Après chaque hommage, le vieil homme prononçait un bref commentaire, souvent quelques mots seulement. Malgré cela, au bout de près d'une demi-heure, il était déjà essoufflé et toussait, alors qu'il restait encore plus de la moitié des hommages à rendre.

En réalité, si la santé du vieil homme se détériore davantage, ces hommages pourraient être examinés et approuvés par son oncle, le prince héritier. Mais ceux qui siègent sur le trône du dragon ne renonceront pas au pouvoir avant le tout dernier moment. À moins que la situation actuelle ne soit, en réalité, quelque peu étrange.

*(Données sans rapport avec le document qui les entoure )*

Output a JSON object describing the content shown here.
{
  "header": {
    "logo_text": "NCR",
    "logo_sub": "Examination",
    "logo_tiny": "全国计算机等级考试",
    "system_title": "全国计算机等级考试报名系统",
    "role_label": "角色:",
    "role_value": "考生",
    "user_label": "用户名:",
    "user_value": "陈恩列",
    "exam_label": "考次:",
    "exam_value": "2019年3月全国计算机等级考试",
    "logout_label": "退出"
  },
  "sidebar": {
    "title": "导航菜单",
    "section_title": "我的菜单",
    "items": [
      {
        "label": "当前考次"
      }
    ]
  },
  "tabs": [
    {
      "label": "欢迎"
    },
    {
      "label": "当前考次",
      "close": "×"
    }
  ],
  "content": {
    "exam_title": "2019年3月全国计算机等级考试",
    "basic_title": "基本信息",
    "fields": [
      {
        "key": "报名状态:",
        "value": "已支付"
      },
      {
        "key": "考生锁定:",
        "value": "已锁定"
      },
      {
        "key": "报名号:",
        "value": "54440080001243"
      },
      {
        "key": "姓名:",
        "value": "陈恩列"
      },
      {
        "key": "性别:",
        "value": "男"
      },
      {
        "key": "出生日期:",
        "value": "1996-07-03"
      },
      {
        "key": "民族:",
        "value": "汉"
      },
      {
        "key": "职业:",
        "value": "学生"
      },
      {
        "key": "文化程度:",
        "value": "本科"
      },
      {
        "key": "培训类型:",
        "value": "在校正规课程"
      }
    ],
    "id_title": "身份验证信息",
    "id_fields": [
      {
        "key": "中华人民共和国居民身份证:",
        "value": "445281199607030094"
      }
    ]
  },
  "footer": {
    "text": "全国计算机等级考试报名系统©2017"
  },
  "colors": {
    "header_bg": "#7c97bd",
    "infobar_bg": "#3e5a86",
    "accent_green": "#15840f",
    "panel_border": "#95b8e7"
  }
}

« Grand-père, et si on faisait une pause ? » ai-je suggéré timidement.

« Très bien. » Il accepta sans hésiter. « Ma fille, raconte ton histoire à Longyao à ton grand-père. »

« Euh… » ai-je lâché instinctivement. Mon histoire à Longyao ? Est-ce l’histoire de Yunyue, de son enfance à l’âge adulte, ou celle de la remise de la lettre d’alliance à Longyao cette fois-ci ? Peu importe, qu’y a-t-il à dire ? Le plus passionnant, c’est mon expérience de transmigration, c’est de notoriété publique, non ? Quant à la partie moins palpitante, ce qui s’est passé avant ma transmigration, désolée, je n’en sais rien non plus.

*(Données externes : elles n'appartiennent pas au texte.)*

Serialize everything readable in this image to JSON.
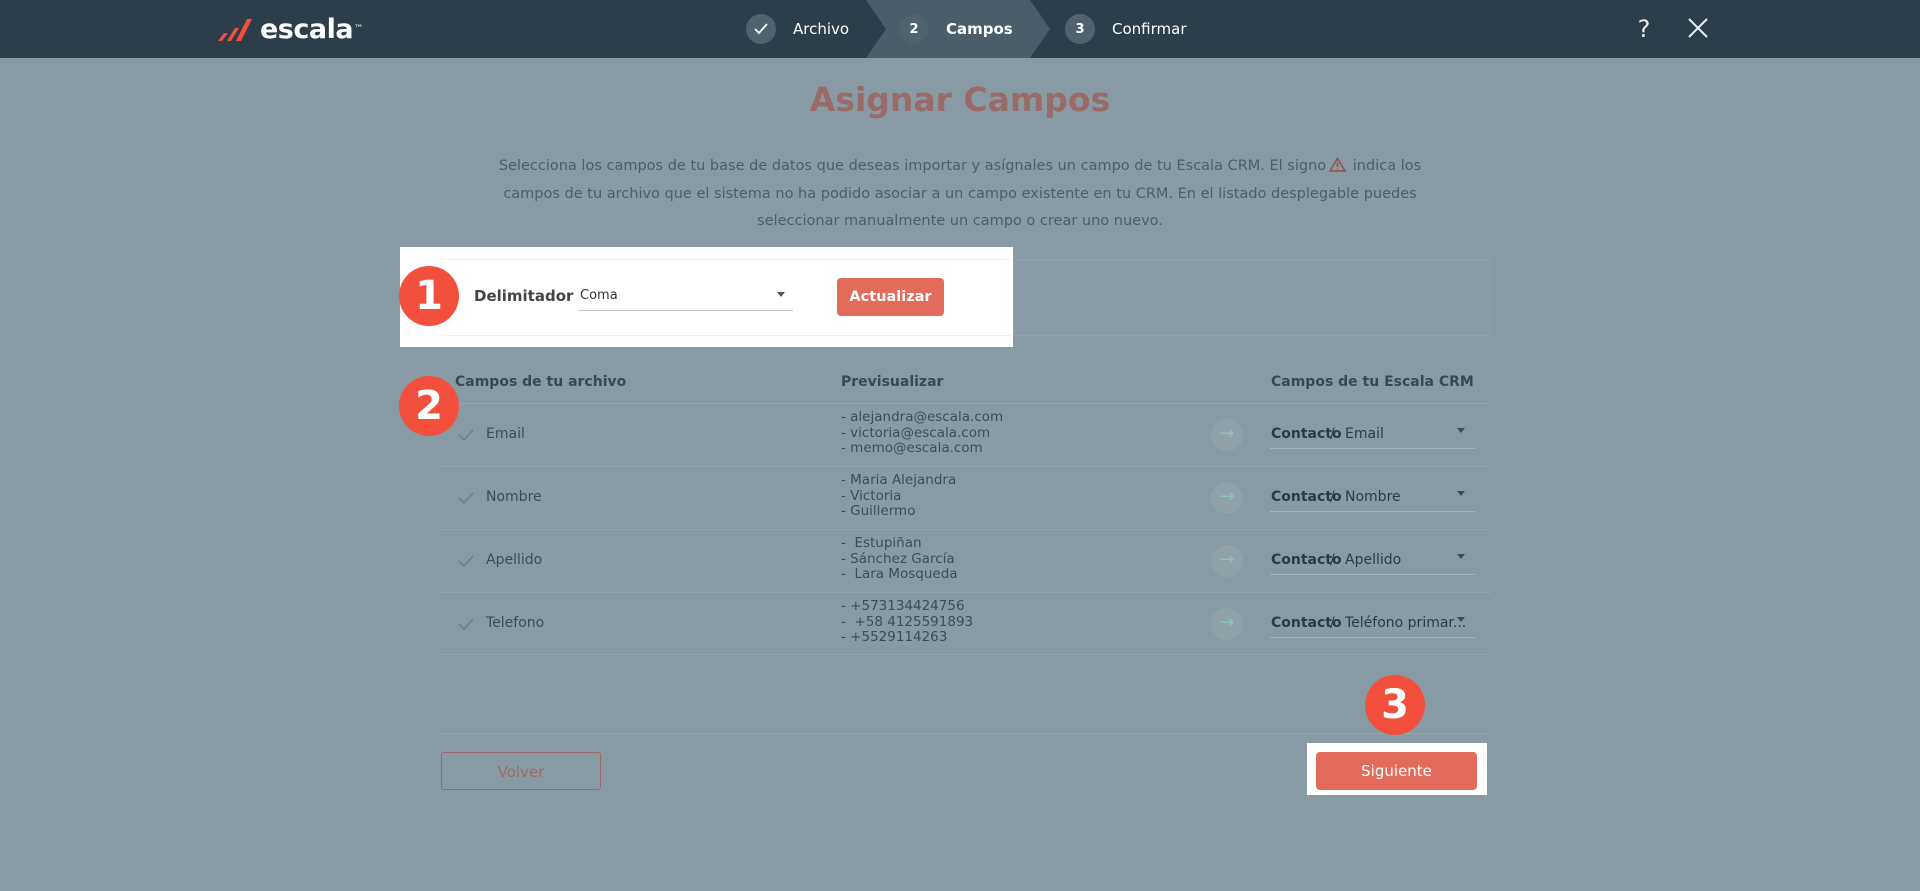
{
  "app": {
    "logo_text": "escala",
    "logo_tm": "™"
  },
  "steps": [
    {
      "number": "",
      "label": "Archivo",
      "state": "done"
    },
    {
      "number": "2",
      "label": "Campos",
      "state": "active"
    },
    {
      "number": "3",
      "label": "Confirmar",
      "state": "pending"
    }
  ],
  "topbar": {
    "help_label": "?",
    "icons": {
      "help": "question-icon",
      "close": "close-icon"
    }
  },
  "page": {
    "title": "Asignar Campos",
    "intro_part1": "Selecciona los campos de tu base de datos que deseas importar y asígnales un campo de tu Escala CRM. El signo",
    "intro_part2": "indica los campos de tu archivo que el sistema no ha podido asociar a un campo existente en tu CRM. En el listado desplegable puedes seleccionar manualmente un campo o crear uno nuevo."
  },
  "delimiter": {
    "label": "Delimitador",
    "value": "Coma",
    "update_label": "Actualizar"
  },
  "markers": [
    "1",
    "2",
    "3"
  ],
  "table": {
    "headers": {
      "file_fields": "Campos de tu archivo",
      "preview": "Previsualizar",
      "crm_fields": "Campos de tu Escala CRM"
    },
    "rows": [
      {
        "field": "Email",
        "preview": [
          "- alejandra@escala.com",
          "- victoria@escala.com",
          "- memo@escala.com"
        ],
        "crm_object": "Contacto",
        "separator": " / ",
        "crm_field": "Email"
      },
      {
        "field": "Nombre",
        "preview": [
          "- Maria Alejandra",
          "- Victoria",
          "- Guillermo"
        ],
        "crm_object": "Contacto",
        "separator": " / ",
        "crm_field": "Nombre"
      },
      {
        "field": "Apellido",
        "preview": [
          "-  Estupiñan",
          "- Sánchez García",
          "-  Lara Mosqueda"
        ],
        "crm_object": "Contacto",
        "separator": " / ",
        "crm_field": "Apellido"
      },
      {
        "field": "Telefono",
        "preview": [
          "- +573134424756",
          "-  +58 4125591893",
          "- +5529114263"
        ],
        "crm_object": "Contacto",
        "separator": " / ",
        "crm_field": "Teléfono primar..."
      }
    ],
    "arrow_glyph": "→"
  },
  "footer": {
    "back_label": "Volver",
    "next_label": "Siguiente"
  },
  "colors": {
    "topbar": "#2c3e4a",
    "overlay": "#889ba4",
    "accent": "#e26b5c",
    "marker": "#f2503d",
    "title_muted": "#9a6a67"
  }
}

« Alors dites-moi pourquoi la jeune fille apprécie tant Long Yao, et parlez-moi du roi Long Yao. » Bien qu'il eût l'air hagard, qu'il parlât lentement, la voix légèrement rauque, sa profondeur le faisait paraître encore plus vieux. Mais à cet instant, son regard habituellement souriant était perçant et intense.

« J’aime Longyao parce que c’est là où je suis née et où j’ai grandi. Depuis dix-neuf ans, Yue’er se considère comme une habitante de Longyao, une vraie Longyaonaise. Même si elle connaît désormais son identité, on reste toujours nostalgique et attaché à sa ville natale. C’est un instinct indomptable. Si quelqu’un parvient à contrôler ces sentiments, c’est qu’il s’est trop éloigné de sa véritable nature. »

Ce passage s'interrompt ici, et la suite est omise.